Mélanger le jus de citron, l'eau, le sel et l'ail dans un mélangeur ou un robot culinaire.
Ajouter le mélange en poudre au mélange de jus de citron et mélanger. Pour créer la consistance désirée, vous devrez peut-être ajouter quelques cuillères à soupe d'eau et de jus de citron.

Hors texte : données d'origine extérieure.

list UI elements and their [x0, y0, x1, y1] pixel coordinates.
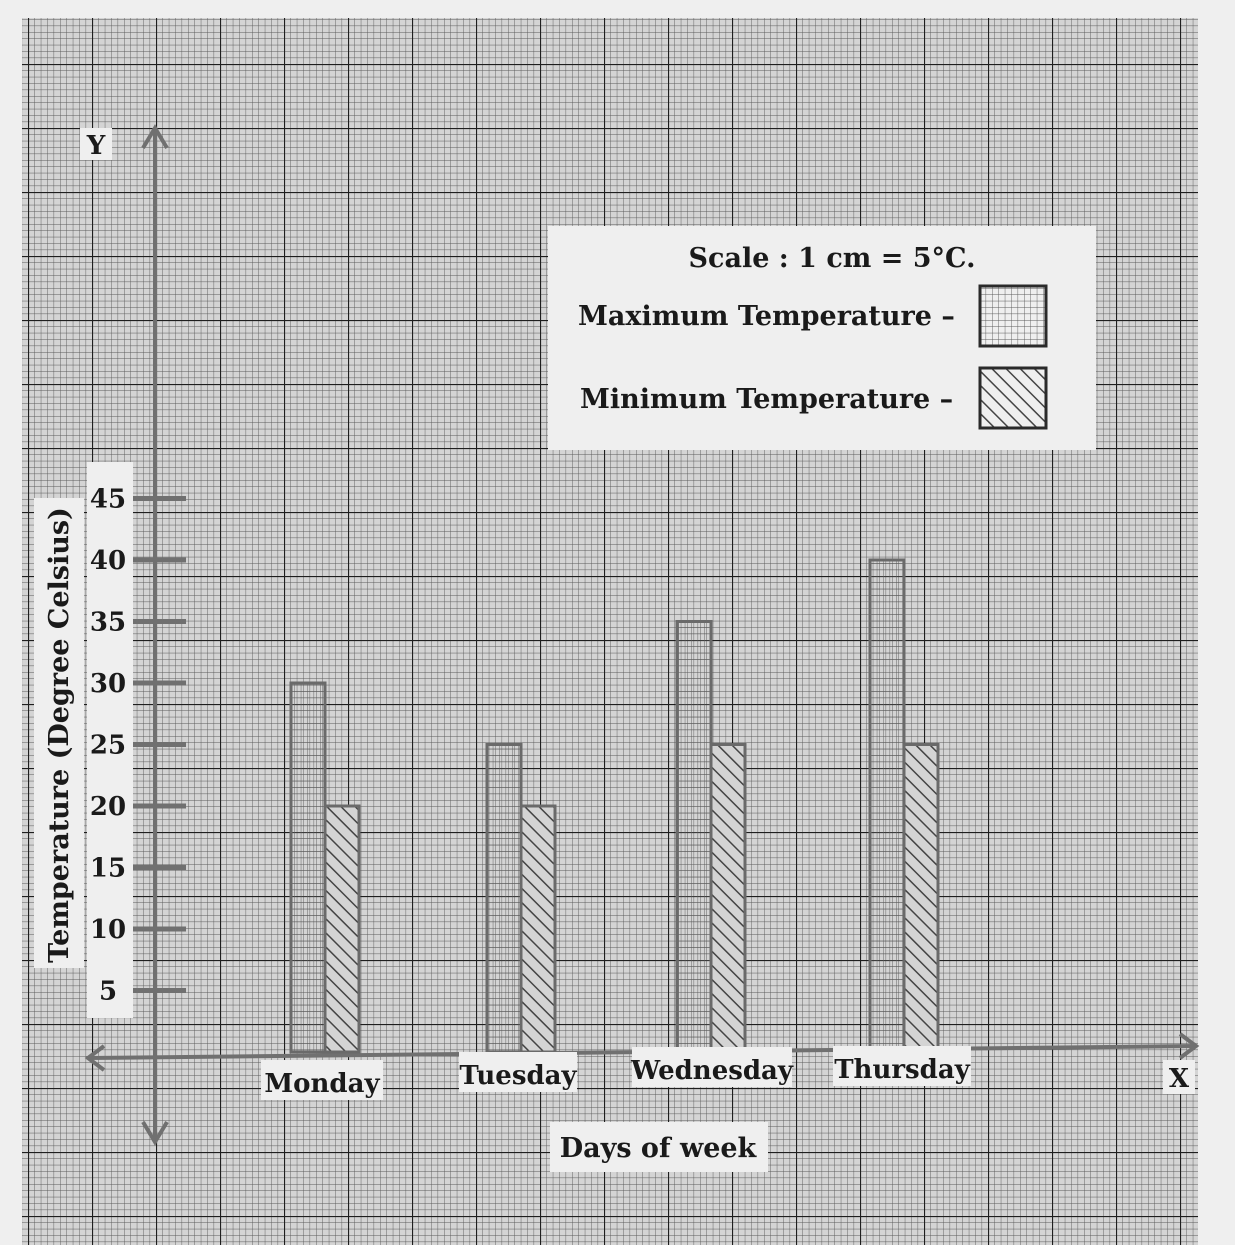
- y-axis-title: Temperature (Degree Celsius): [44, 507, 75, 963]
- x-tick-label: Monday: [264, 1069, 380, 1099]
- x-axis-letter: X: [1169, 1064, 1190, 1094]
- bar-min-temperature: [902, 743, 940, 1054]
- y-tick-label: 45: [90, 485, 126, 515]
- x-letter-bg: [1163, 1060, 1195, 1094]
- y-axis: [141, 124, 169, 1146]
- x-axis-title-bg: [550, 1122, 768, 1172]
- y-letter-bg: [80, 128, 112, 160]
- legend-min-label: Minimum Temperature –: [580, 384, 953, 415]
- y-tick-label: 15: [90, 854, 126, 884]
- x-tick-label: Thursday: [834, 1055, 971, 1085]
- y-tick-label: 30: [90, 669, 126, 699]
- bar-min-temperature: [519, 804, 557, 1054]
- x-tick-label-bg: [632, 1047, 792, 1087]
- legend: Scale : 1 cm = 5°C. Maximum Temperature …: [548, 226, 1096, 450]
- bar-max-temperature: [485, 743, 523, 1054]
- x-tick-label-bg: [833, 1046, 971, 1086]
- graph-grid: [22, 18, 1198, 1245]
- bar-max-temperature: [289, 681, 327, 1054]
- y-tick-labels-bg: [87, 462, 133, 1018]
- y-tick-label: 20: [90, 792, 126, 822]
- x-tick-label: Wednesday: [630, 1056, 794, 1086]
- legend-max-swatch: [978, 284, 1048, 348]
- bar-max-temperature: [675, 620, 713, 1054]
- y-tick-label: 5: [99, 977, 117, 1007]
- legend-scale: Scale : 1 cm = 5°C.: [689, 243, 976, 274]
- y-ticks: 5 10 15 20 25 30 35 40 45: [90, 485, 186, 1007]
- bar-min-temperature: [709, 743, 747, 1054]
- y-axis-letter: Y: [86, 131, 106, 161]
- x-tick-label: Tuesday: [459, 1061, 577, 1091]
- y-tick-label: 10: [90, 915, 126, 945]
- x-axis-title: Days of week: [560, 1133, 758, 1164]
- x-tick-label-bg: [459, 1052, 577, 1092]
- x-tick-label-bg: [261, 1060, 383, 1100]
- y-tick-label: 25: [90, 731, 126, 761]
- y-tick-label: 35: [90, 608, 126, 638]
- bar-min-temperature: [323, 804, 361, 1054]
- y-axis-label-bg: [34, 498, 84, 968]
- x-tick-labels: Monday Tuesday Wednesday Thursday: [261, 1046, 971, 1100]
- bar-max-temperature: [868, 558, 906, 1054]
- legend-max-label: Maximum Temperature –: [578, 301, 955, 332]
- y-tick-label: 40: [90, 546, 126, 576]
- legend-min-swatch: [978, 366, 1048, 430]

Par portion : 130 calories ; Lipides 10,6 g (Saturés 1,1 g); Cholestérol 0 mg; 291 mg de sodium ; Glucides 6,8 g (Fibres 2,5 g); Protéine 4,2 g; Sucre 1g.
« Riz » rapide de Shannon
La clé est de mélanger les ingrédients jusqu'à obtenir une texture semblable à du riz. Le mélange coupe les fibres et rend votre repas beaucoup plus facile à digérer et adapté à l'IBS-C, qui bénéficie à la fois de fibres solubles et insolubles.
Temps de préparation : 5 minutes
Rendement : 4 portions
1 tasse de panais, lavés, pelés et hachés
1 tasse de chou-fleur haché
1 tasse de pignons de pin
1 gousse d'ail
1 cuillère à soupe de jus de citron
1 cuillère à soupe de Nama Shoyu (sauce soja biologique)
1 à 2 cuillères à soupe d'huile d'olive
1 cuillère à soupe d'agave ou 2 dattes dénoyautées (facultatif)
Mélanger tous les ingrédients dans un robot culinaire et mélanger jusqu'à ce que le mélange devienne un peu comme du riz. Ne pas trop traiter.
Par portion : 308 calories ; Matières grasses 28,3 g (saturées 2,4 g); Cholestérol 0 mg; 264 mg de sodium ; Glucides 12,5 g (Fibres 3,6 g); Protéines 6,1 g; Sucre 3,6 g.